Healthcare fraud carries a maximum penalty of 10 years in prison and a $250,000 fine, or a fine totaling twice the loss to any victim or twice the gain to the defendant, whichever is greater, as well as restitution to the victims. The kickback charge carries a maximum penalty of 5 years in prison and a $250,000 fine. The actual sentence will be determined by the United States District Court, guided by the advisory United States Sentencing Guidelines.

The investigation was conducted by the Medicare Fraud Strike Force, which expanded to the Northern District of Illinois in 2011, and is part of the Health Care Fraud Prevention & Enforcement Action Team (HEAT), a joint initiative between the Justice Department and HHS to focus their efforts to prevent and deter fraud and enforce anti-fraud laws around the country.

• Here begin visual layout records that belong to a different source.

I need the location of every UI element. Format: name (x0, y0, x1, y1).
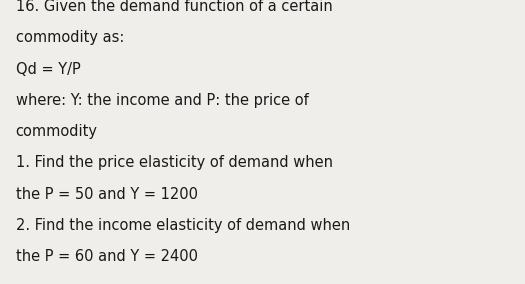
Text: the P = 60 and Y = 2400: the P = 60 and Y = 2400 (16, 249, 198, 264)
Text: 1. Find the price elasticity of demand when: 1. Find the price elasticity of demand w… (16, 155, 333, 170)
Text: the P = 50 and Y = 1200: the P = 50 and Y = 1200 (16, 187, 198, 202)
Text: 2. Find the income elasticity of demand when: 2. Find the income elasticity of demand … (16, 218, 350, 233)
Text: where: Y: the income and P: the price of: where: Y: the income and P: the price of (16, 93, 309, 108)
Text: commodity as:: commodity as: (16, 30, 124, 45)
Text: Qd = Y/P: Qd = Y/P (16, 62, 80, 77)
Text: commodity: commodity (16, 124, 98, 139)
Text: 16. Given the demand function of a certain: 16. Given the demand function of a certa… (16, 0, 332, 14)
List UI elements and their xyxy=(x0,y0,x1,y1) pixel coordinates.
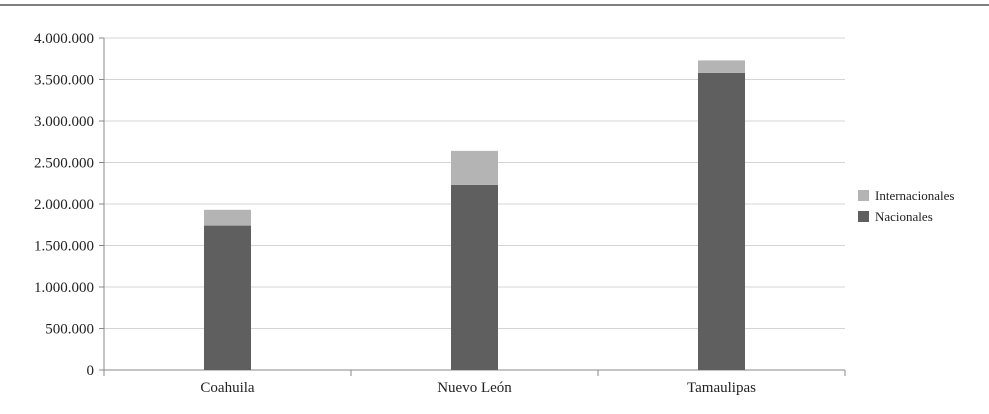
bar-nacionales-coahuila xyxy=(204,225,251,370)
bar-nacionales-nuevo-león xyxy=(451,184,498,370)
legend: Internacionales Nacionales xyxy=(858,188,954,224)
bars xyxy=(204,60,745,371)
y-tick-label: 500.000 xyxy=(45,322,94,338)
y-tick-label: 3.500.000 xyxy=(34,73,94,89)
legend-swatch-nacionales xyxy=(858,211,869,222)
x-category-label: Coahuila xyxy=(200,380,254,396)
legend-label-nacionales: Nacionales xyxy=(875,209,933,224)
x-category-label: Tamaulipas xyxy=(687,380,756,396)
legend-swatch-internacionales xyxy=(858,190,869,201)
y-tick-label: 3.000.000 xyxy=(34,114,94,130)
y-axis: 0 500.000 1.000.000 1.500.000 2.000.000 2.500… xyxy=(34,31,105,379)
y-tick-label: 2.500.000 xyxy=(34,156,94,172)
bar-internacionales-coahuila xyxy=(204,209,251,226)
bar-internacionales-tamaulipas xyxy=(698,60,745,73)
y-tick-label: 2.000.000 xyxy=(34,197,94,213)
legend-label-internacionales: Internacionales xyxy=(875,188,954,203)
x-category-label: Nuevo León xyxy=(437,380,512,396)
bar-nacionales-tamaulipas xyxy=(698,72,745,371)
y-tick-label: 1.000.000 xyxy=(34,280,94,296)
bar-internacionales-nuevo-león xyxy=(451,150,498,185)
y-tick-label: 1.500.000 xyxy=(34,239,94,255)
x-axis: Coahuila Nuevo León Tamaulipas xyxy=(103,369,846,396)
y-tick-label: 4.000.000 xyxy=(34,31,94,47)
y-tick-label: 0 xyxy=(87,363,95,379)
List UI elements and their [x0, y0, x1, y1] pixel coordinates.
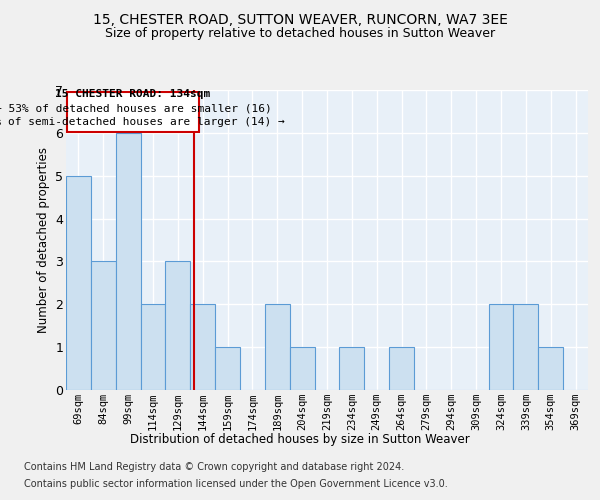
- Bar: [514, 304, 538, 390]
- Text: Distribution of detached houses by size in Sutton Weaver: Distribution of detached houses by size …: [130, 432, 470, 446]
- Bar: [488, 304, 514, 390]
- Bar: [290, 347, 314, 390]
- FancyBboxPatch shape: [67, 92, 199, 132]
- Bar: [166, 262, 190, 390]
- Text: Contains public sector information licensed under the Open Government Licence v3: Contains public sector information licen…: [24, 479, 448, 489]
- Text: 15 CHESTER ROAD: 134sqm: 15 CHESTER ROAD: 134sqm: [55, 90, 211, 100]
- Bar: [538, 347, 563, 390]
- Bar: [389, 347, 414, 390]
- Bar: [116, 133, 140, 390]
- Text: 15, CHESTER ROAD, SUTTON WEAVER, RUNCORN, WA7 3EE: 15, CHESTER ROAD, SUTTON WEAVER, RUNCORN…: [92, 12, 508, 26]
- Text: Size of property relative to detached houses in Sutton Weaver: Size of property relative to detached ho…: [105, 28, 495, 40]
- Bar: [66, 176, 91, 390]
- Text: ← 53% of detached houses are smaller (16): ← 53% of detached houses are smaller (16…: [0, 103, 271, 113]
- Bar: [91, 262, 116, 390]
- Text: Contains HM Land Registry data © Crown copyright and database right 2024.: Contains HM Land Registry data © Crown c…: [24, 462, 404, 472]
- Y-axis label: Number of detached properties: Number of detached properties: [37, 147, 50, 333]
- Bar: [140, 304, 166, 390]
- Bar: [265, 304, 290, 390]
- Text: 47% of semi-detached houses are larger (14) →: 47% of semi-detached houses are larger (…: [0, 117, 285, 127]
- Bar: [340, 347, 364, 390]
- Bar: [215, 347, 240, 390]
- Bar: [190, 304, 215, 390]
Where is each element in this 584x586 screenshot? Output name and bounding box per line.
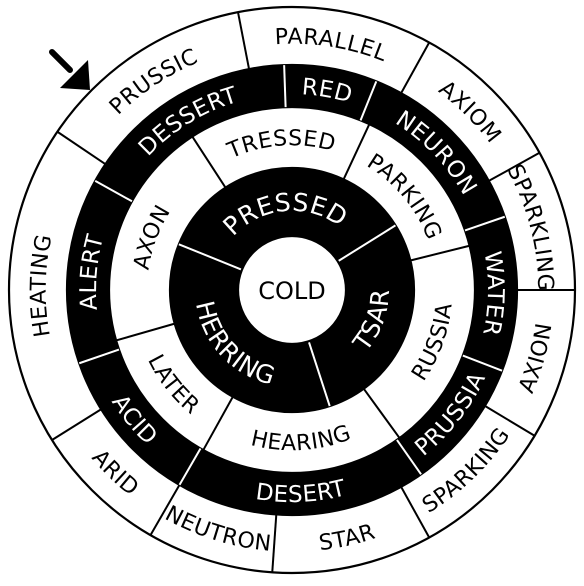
ring-3-divider xyxy=(283,65,287,108)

The guilty plea was announced by Patrick J. Fitzgerald, United States Attorney for the Northern District of Illinois; Robert D. Grant, Special Agent-in-Charge of the Chicago Office of Federal Bureau of Investigation; and Lamont Pugh, Special Agent-in-Charge of the U.S. Department of Health and Human Services, Office of Inspector General in Chicago.

The government is being represented by Assistant U.S. Attorney Scott A. Verseman.